Yol kıyılarındaki otlar yeşermiş, kısa boylu sarıçiçekler yol boyunu süslemişlerdi. Güvemler, tek tük erik ağaçları bembeyaz çiçek açmıştı. Badem çiçekleri ise yeni yeni yeşermeye başlayan yapraklar arasında artık göze çarpmaz olmuşlardı.
Güvemlerin çiçek açtığını gören Arif’in içine önce bir sevinç düşmüştü ama evdeki tütün denklerinin (istif) tüccar tarafından hala kaldırılmamış olması aklına gelince birden canı sıkıldı. Denkleri tekrar elden geçirmek lazımdı, çünkü bu tütün denilen “illet” hemen küfleniveriyordu. Birden eski tütün satışları, ardından “tütün kalkımları” geldi aklına, şu çocukluk, dedi içinden, her şey nasıl neşeli, her şey nasıl geliyordu kendilerine…

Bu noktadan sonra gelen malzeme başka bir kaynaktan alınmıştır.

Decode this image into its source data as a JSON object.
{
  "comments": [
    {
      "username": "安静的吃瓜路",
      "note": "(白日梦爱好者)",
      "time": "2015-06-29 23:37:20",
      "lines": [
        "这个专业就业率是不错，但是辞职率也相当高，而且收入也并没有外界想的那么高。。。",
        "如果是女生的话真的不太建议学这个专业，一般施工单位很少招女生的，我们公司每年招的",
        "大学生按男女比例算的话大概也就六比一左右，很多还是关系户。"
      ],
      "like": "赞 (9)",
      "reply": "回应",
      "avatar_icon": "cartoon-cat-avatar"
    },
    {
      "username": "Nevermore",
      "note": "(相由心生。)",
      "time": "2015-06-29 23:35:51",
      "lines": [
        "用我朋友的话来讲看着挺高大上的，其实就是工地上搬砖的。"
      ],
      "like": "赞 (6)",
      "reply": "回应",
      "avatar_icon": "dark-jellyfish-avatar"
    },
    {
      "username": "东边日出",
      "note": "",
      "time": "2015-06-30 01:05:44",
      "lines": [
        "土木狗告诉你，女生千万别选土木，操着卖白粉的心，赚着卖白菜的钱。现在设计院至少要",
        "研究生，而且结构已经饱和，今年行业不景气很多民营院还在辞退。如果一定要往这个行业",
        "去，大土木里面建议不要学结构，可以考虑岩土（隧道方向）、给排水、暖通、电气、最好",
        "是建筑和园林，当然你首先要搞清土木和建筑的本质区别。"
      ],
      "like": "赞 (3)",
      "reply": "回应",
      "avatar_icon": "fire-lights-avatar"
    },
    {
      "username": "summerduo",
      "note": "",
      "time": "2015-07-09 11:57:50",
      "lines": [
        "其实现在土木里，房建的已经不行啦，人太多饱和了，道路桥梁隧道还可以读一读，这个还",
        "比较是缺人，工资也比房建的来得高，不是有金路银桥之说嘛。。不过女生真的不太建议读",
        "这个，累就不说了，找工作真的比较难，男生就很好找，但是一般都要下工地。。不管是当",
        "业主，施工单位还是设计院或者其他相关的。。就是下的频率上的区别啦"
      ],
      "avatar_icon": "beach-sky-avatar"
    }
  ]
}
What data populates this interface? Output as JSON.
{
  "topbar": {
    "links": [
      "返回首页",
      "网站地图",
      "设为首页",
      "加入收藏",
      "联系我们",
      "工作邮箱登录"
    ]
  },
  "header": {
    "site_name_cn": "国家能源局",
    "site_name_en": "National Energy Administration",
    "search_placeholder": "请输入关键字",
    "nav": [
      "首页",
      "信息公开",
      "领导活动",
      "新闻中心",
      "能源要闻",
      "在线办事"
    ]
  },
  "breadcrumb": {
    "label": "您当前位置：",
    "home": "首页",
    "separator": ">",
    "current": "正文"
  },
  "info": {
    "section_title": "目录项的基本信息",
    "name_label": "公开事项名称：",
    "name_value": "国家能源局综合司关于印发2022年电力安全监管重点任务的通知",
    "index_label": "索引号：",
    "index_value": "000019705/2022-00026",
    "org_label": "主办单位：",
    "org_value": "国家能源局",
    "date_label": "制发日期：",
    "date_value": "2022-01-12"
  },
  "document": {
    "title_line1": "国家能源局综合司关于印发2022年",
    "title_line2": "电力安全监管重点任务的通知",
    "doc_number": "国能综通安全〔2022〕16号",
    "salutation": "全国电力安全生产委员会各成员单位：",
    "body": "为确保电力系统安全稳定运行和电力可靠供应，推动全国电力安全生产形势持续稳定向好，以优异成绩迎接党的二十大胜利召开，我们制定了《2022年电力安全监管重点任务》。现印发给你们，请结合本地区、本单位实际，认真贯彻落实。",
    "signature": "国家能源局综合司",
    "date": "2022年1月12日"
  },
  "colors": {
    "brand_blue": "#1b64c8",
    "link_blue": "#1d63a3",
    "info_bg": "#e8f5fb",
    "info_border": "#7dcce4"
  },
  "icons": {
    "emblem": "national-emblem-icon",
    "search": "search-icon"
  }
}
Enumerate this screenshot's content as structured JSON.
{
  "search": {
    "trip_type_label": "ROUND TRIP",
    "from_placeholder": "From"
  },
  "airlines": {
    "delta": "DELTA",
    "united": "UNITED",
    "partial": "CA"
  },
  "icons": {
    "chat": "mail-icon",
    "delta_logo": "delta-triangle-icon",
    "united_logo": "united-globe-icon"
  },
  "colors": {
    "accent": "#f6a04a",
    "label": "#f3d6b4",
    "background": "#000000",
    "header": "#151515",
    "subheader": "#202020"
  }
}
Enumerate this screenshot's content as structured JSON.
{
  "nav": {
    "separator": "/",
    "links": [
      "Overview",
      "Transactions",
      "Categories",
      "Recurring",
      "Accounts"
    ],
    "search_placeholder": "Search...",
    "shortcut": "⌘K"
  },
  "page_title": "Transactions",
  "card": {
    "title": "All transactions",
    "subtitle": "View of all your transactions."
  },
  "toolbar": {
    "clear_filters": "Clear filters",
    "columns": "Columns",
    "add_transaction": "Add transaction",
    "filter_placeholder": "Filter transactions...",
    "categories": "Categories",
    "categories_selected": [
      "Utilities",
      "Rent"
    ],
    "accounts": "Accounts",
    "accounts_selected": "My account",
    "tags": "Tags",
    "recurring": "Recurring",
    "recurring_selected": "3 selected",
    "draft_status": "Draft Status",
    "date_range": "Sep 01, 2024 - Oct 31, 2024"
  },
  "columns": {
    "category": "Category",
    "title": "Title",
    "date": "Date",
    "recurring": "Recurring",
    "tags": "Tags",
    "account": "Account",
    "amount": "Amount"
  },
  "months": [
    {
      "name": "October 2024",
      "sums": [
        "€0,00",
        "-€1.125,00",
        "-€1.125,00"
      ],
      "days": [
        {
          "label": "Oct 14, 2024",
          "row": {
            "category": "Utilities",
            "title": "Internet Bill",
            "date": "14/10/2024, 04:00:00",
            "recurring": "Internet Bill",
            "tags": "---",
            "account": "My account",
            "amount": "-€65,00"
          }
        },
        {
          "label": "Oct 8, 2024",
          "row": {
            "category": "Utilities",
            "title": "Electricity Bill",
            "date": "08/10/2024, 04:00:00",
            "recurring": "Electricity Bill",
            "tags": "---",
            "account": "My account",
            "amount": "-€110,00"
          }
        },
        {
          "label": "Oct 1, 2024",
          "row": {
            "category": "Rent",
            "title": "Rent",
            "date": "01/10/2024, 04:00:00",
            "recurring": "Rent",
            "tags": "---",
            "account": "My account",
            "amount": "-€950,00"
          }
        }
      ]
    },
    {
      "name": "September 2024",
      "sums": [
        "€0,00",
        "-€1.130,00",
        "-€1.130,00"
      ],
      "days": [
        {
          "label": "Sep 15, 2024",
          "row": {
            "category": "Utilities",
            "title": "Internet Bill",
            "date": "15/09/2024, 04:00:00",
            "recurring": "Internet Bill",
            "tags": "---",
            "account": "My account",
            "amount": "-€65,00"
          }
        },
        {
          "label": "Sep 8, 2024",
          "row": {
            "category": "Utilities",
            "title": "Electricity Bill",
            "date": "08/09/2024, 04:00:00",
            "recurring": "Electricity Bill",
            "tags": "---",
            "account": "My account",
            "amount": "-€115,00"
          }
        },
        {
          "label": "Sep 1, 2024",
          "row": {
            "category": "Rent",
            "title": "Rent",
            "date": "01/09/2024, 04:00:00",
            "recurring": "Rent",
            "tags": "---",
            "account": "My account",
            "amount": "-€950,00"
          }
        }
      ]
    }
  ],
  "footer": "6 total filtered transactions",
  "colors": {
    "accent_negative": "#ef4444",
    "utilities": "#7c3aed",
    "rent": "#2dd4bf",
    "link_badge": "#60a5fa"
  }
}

Köylerde, motorlu vasıtalar ancak tütün tüccarları tütün almaya geldiklerinde, bir de “tütün kalkımlarında” görülürdü. Köye “tütün satımları başlamış” haberi geldikten birkaç gün sonra çınarın altına birbirine benzer iki üç otomobil gelirdi, içlerinden düzgün kıyafetli, ayakkabıları boyalı, Fransız beresi giymiş, parlak meşin çantalı adamlar çıkardı. Köydeki tütün simsarları zaten onları beklerdi, sonra oradan ayrılıp kahvelere ve bazı simsarların evlerine giderlerdi… Köyün erkeklerinde büyük bir telaş başlardı, kahveden kahveye, evden eve koşuşup dururlardı, tütünleri ucuz gidenler üzgün bir şekilde evlerine dönerler, iyi bir fiyata verenler oldukça keyifli görünürlerdi. Haftayı geçmez, koskoca “hamal kamyonları” gelirdi çınarın altına, evlerden denkler taşınırdı. Bazı haremlerden alınıp omuzlarda kamyonlara taşınan denklerden “göbek verip” patlayan, dağılanlar olurdu. Babaları (Semerci Recep) işini bırakır, ben Cura Salimlere gidiyorum, derdi, denkleri bir elden geçirip sicimleri yeniden sıkıp bağlayacağım; “fukara” beceremiyor, her yıl birkaç dengi daha yolda dağılıp gidiyor; tamam mı?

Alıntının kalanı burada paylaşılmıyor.